Tuesday, March 16, 2010

fly yourself away from here into the clear

strangest things happen in our daily days.

i went down to the school this morning--as always--my ears full of music and sunglasses keeping the sun above the beautiful view--anyways, i went down to the study hall to get an hour of reading before the day began and i got lost in the haze of things.

(before i move on, ezra was missing, she/he sometimes does that, i'll let you know when he/she pops up again)

so i found myself a cozy spot, cranked up my beloved followill boys and dug deep into my bag (which in a way is very similar to life--it's huge and endless and no matter how much you look for things in vain and minutes pass and you still can't find shit in there but you still can not kill the hope of maybe finding it--see my point?) and figured out that me in my sleep deprived state of mine had left it at home. with one side of my heart down torn out i just sighed and cursed my luck--then cursed some more--then cranked up the music even louder and decided to sleep instead--

when i woke up--rubbing my eyes, trying to get back into life--i realized a complete stranger who had been sitting across from me was reading my book--the one that i had forgotten at home--the very same book! now see me, i never read the things other people read or listen to things other people listen to never at the same time and i always exist in some other desolate universe where i can't share the goosebumps with anyone but me and occasionally jack and bob and jim when it comes to joys of the spirit (i have no idea why--it's just the way it is)-- so i felt this tingling in the pit of my stomach and i knew then and there

i was in love. total absolute wishful love.

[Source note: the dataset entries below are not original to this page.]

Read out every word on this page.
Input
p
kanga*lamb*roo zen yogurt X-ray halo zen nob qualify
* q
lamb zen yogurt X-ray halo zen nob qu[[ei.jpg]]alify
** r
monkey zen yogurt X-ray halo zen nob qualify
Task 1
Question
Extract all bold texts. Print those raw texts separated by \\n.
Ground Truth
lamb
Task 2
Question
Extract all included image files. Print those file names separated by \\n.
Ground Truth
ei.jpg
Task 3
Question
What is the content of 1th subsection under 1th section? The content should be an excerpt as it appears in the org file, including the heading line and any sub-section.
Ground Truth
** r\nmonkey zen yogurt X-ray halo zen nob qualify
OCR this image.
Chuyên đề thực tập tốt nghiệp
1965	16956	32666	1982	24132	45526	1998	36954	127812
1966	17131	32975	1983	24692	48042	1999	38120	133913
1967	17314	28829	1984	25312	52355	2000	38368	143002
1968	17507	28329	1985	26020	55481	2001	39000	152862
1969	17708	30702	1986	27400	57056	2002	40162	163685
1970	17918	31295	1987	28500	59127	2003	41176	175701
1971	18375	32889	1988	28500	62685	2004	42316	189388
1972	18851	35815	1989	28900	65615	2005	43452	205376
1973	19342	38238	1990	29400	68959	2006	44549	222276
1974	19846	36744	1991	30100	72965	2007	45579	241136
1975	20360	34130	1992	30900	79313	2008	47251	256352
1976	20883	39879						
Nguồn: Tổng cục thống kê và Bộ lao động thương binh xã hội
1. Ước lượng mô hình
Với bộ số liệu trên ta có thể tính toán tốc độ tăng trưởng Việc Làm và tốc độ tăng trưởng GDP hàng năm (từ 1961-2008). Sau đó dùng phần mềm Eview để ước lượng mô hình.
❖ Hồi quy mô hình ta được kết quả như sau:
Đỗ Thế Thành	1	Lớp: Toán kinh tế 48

it lasted about 5 seconds--in which i stopped cursing God for making me forgetting my book at home and for never really telling me if he exists or not; I noticed once more how amazingly beautiful caleb followill's voice was--how strange! how poetic!--I realized that that Yeats poem was or could be or maybe true, but i bet moths don't care a whole lot about eternity--or the exact opposite maybe--and I felt my heart floated "light&free" (only when it is empty the heart stinks like a stone in still water) felt like writing to my name in comrade that i have finally fallen, or like grabbing a total stranger from both shoulders, in the early spring chilliness, and scream-like some crazy dostoyevskien persona--"I am in love, brother! I have just fallen in love!"

then my 5 seconds ended.

i don't know what it was that i felt or how i felt it or how it just appeared or disappeared--i don't know what it means in our orderly feelingless world-- but him i will most likely never see again--or wish to see again--or even want to see again, but him--a complete stranger in a moment of familiarity--made me spark. momentarily. but still. a spark.

then the feeling turned itself into this endless desire to hug people, so that's what i did for the rest of the day.